Elle gémit encore et je la pousse du pied constatant qu'elle est en travers du lit, allongée sur le ventre. Elle finit par se tourner et se passe une main sur le visage en soufflant.

_Mon crâne....

_Je sais, la coupais-je, ne parle pas, s'il te plaît.

Nous restons alors quelques secondes silencieuses pour nous remettre les idées en ordre et tenter de calmer la mer déchaînée dans mon estomac. Soudain mon portable vibre sur la table de chevet à mes côtés. J'ouvre les yeux : la petite chambre miteuse est plongée dans le noir, Raina semble s'être déjà rendormi et je prends mon portable faisant glisser un doigt pour le déverrouiller. J'ai un message de James mon meilleur ami.

James
Alors comme ça on part sans prévenir ? Tu aurais au moins pu me faire rencontrer tes amies célibataires. En attendant, j'espère que tu t'amuses bien. Reviens vite, bisous.

Je tape une réponse à la va-vite essayant d'avoir l'esprit assez clair pour écrire un message compréhensible alors que mon cerveau est encore enfumé et que la luminosité de l'écran me fait plisser les yeux.

Moi
Pas eut le temps de prévenir, désolée. Crois-moi tu ne perds rien avec ces filles. C'est pas super fun d'être ici. Profite de Philadelphie pour moi. Je rentre demain, bisous.

Je repose mon téléphone et me redresse dans le lit en soufflant doucement. Les deux pieds au sol, les poings serrés appuyer sur les draps je tente de me relever plus à l'aide de mes bras que de mes jambes. J'ai beaucoup trop peur de m'effondrer. Lorsque je me lève enfin, une réponse presque immédiate de James fait vibrer mon téléphone et Raina gémît encore. Je ne prends pas la peine de le regarder, ayant la tête qui tourne et me dirige directement vers la petite salle de bain que peut contenir la pièce. C'est déjà un exploit. Bien sûr, la peinture des murs s'effrite, les joints du carrelage sont noirs et je peux apercevoir un peu de moisissure sur la cuvette des Wc et du pommeau de douche en plus de la rouille. Pour couronner le tout ; l'eau est à peine tiède. Je retire alors ma main du jet d'eau et me déshabille pour entrer dans la cabine. Je passe mon visage sous l'eau en rejetant la tête en arrière et plaquant d'une main mes cheveux dans le même sens. J'efface ainsi toutes traces de maquillage dégoulinant et me remets les esprits en place. La plomberie crachote et l'eau se fluidifie un peu plus. Je prends le shampoing et en place une noisette dans ma main avant de l'appliquer sur ma chevelure cendrée et une étrange réaction envahit mon corps. Le shampoing me rappelle vaguement une autre odeur ; un parfum, et là soirée de la veille surgit dans mon esprit.

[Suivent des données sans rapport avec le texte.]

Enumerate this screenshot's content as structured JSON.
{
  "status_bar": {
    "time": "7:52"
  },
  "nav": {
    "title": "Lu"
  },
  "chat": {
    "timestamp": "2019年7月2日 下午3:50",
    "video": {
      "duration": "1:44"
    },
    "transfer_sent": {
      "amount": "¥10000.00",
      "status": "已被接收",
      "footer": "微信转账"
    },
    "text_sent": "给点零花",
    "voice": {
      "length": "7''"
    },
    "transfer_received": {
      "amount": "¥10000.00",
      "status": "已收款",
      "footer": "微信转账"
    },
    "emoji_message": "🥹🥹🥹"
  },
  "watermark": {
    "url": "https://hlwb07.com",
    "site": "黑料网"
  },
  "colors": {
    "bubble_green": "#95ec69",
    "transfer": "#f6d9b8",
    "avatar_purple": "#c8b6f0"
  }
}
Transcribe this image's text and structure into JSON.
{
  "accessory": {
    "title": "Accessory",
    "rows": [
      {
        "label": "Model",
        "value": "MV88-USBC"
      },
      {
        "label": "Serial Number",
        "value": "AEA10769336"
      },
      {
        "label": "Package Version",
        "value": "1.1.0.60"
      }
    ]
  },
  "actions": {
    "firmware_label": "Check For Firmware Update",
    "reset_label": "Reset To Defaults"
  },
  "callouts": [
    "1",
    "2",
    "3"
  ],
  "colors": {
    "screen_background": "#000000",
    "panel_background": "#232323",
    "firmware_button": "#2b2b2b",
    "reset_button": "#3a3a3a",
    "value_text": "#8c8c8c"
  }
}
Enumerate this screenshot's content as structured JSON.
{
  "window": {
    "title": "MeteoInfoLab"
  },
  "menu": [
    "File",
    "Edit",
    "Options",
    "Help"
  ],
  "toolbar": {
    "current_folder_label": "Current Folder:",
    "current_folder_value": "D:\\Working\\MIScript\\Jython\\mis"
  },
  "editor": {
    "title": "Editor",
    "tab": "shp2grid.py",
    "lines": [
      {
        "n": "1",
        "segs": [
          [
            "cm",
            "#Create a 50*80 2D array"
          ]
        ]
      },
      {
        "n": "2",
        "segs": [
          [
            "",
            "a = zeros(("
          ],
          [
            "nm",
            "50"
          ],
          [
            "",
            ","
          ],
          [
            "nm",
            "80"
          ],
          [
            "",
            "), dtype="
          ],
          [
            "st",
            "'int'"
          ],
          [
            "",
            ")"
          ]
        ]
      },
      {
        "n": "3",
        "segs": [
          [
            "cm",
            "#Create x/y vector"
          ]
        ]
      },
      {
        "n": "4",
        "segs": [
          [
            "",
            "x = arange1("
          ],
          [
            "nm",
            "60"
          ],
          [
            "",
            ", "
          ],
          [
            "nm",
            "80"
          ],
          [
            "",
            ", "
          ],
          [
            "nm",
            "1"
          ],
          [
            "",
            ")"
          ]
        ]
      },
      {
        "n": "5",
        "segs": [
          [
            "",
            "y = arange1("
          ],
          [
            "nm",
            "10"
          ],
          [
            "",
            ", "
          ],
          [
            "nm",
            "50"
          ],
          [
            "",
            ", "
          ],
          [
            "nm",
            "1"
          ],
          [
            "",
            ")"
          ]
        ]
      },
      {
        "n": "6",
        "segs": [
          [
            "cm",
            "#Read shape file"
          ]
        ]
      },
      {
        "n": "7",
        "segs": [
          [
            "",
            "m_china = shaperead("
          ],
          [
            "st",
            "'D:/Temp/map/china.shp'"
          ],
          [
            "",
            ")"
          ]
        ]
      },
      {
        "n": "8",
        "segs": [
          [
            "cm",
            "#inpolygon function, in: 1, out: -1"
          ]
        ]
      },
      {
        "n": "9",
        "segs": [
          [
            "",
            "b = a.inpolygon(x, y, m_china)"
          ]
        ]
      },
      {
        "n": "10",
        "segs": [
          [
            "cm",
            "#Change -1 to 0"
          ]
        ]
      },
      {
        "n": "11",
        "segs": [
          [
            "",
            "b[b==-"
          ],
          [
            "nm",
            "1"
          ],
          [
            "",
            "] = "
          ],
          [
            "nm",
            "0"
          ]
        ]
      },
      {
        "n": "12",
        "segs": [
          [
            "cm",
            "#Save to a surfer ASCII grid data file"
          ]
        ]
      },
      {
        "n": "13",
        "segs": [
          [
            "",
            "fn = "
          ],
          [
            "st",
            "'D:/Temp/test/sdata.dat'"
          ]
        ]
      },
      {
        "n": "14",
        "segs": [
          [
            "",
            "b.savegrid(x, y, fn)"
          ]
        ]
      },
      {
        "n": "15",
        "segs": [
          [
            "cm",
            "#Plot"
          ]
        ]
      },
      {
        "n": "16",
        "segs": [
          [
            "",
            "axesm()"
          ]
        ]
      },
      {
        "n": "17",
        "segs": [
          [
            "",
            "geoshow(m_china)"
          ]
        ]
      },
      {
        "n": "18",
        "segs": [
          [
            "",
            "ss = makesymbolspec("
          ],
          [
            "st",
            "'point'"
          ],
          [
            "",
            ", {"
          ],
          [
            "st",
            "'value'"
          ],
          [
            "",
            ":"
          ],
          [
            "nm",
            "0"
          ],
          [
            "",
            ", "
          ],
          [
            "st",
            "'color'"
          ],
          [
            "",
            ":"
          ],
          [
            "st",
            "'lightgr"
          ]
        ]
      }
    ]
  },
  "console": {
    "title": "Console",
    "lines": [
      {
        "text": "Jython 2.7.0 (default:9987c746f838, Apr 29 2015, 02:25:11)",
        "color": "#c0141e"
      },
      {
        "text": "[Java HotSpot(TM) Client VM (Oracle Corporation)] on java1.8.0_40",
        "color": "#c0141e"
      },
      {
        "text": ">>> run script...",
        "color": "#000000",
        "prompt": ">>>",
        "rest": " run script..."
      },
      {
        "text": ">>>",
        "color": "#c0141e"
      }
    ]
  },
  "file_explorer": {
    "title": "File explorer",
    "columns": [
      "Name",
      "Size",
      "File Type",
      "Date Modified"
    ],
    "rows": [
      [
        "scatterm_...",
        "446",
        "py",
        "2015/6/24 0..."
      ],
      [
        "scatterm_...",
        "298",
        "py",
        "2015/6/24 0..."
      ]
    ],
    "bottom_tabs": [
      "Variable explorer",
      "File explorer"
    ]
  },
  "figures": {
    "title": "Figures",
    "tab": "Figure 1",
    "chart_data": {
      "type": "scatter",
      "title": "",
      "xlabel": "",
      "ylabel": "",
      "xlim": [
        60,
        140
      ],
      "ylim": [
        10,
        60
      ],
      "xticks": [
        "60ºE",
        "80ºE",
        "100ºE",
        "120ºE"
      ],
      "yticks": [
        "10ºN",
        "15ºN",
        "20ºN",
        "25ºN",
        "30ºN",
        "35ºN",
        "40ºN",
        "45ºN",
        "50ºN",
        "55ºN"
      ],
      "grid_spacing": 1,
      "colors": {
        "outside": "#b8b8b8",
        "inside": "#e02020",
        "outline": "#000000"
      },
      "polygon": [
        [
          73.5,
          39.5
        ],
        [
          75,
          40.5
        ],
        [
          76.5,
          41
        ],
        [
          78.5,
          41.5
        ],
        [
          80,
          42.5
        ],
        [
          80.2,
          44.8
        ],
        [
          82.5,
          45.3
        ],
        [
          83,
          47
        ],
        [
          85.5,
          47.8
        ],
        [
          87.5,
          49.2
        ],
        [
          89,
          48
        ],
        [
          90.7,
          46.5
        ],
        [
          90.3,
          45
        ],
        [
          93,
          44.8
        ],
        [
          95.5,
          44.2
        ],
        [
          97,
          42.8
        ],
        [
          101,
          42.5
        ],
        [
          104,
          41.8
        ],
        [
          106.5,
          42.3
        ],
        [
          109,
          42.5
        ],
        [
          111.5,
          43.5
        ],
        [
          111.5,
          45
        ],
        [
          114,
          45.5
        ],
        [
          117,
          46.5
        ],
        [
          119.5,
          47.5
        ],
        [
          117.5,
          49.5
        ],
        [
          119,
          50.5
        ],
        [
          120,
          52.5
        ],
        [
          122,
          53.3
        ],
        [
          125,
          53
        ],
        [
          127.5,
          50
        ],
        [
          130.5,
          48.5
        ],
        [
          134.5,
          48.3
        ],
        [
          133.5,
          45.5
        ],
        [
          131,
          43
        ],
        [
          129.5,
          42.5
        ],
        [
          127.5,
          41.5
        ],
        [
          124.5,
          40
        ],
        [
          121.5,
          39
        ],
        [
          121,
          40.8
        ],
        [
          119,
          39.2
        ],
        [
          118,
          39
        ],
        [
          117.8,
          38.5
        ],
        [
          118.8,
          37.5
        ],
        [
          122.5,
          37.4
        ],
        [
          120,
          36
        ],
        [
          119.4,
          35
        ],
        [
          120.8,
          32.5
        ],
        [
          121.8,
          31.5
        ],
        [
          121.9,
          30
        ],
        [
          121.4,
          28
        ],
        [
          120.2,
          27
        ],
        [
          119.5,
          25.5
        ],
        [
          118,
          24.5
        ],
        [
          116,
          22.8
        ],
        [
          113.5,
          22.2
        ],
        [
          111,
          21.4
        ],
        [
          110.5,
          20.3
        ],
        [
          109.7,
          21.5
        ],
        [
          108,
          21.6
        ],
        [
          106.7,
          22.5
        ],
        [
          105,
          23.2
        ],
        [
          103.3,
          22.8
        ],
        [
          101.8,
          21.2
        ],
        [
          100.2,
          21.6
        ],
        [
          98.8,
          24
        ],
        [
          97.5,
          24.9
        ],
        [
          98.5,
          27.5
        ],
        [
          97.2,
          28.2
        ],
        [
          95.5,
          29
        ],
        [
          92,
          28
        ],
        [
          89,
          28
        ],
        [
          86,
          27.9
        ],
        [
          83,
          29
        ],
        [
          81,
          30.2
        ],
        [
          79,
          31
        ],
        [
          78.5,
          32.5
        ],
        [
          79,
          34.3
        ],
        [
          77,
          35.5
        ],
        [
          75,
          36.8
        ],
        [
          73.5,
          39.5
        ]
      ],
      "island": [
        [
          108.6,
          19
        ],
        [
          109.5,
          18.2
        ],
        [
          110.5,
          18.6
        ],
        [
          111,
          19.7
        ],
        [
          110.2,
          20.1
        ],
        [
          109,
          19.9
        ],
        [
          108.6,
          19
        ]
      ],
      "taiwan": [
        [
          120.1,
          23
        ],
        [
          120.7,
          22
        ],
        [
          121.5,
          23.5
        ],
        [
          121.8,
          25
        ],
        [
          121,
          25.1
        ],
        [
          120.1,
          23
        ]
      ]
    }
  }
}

La fin de soirée au club est le plus flou et dense de mes souvenirs, mais je me souviens parfaitement d'avoir dansé avec un stripteaseur. Je rince mon shampoing et passe au gel douche pour le corps. Mes mains voyagent sur chaque centimètre carré de ma peau et étrangement je vois celles du bel Apollon d'hier à la place des miennes. Je revois la manière dont il m'a tenu les hanches, celle où il a fait coulisser sa grande et large main dans mon dos et enfin celui où il a prit mon visage en coupe entre ses mains plongeant ses yeux dans les miens. Mon corps vibre à se souvenir et je le rejoue encore dans ma tête. Ses deux biles sombres de désir, cette lueur éclatante de promesse et quelque chose d'autre tout au fond de son être. Le reflet abyssal de son âme égarée. Nous n'avons pas prononcé un mot chacun, tout absolument tout se passer par le langage du corps et je n'ai jamais eu pareille conversation aussi profonde avec quelqu'un d'autre. Il n'a même pas eu besoin de découvrir mon corps pour que je me sente à nue. Aucun besoin de s'occuper de mon intimité pour être invité au plus profond de moi. Pas même de le connaître pour me sentir connecter. Je me souviens même, avoir un instant peut-être, glissé un billet vert signé de mon nom dans son caleçon puis d'avoir tapoté son paquet sans la moindre pudeur. À croire que j'étais vraiment délurée hier soir. Cette dernière pensée me fait glousser et contracter le bas-ventre et je sors enfin de la douche. Je rejoins la chambre enrouler dans ma serviette et ouvre les rideaux pour réveiller Raina.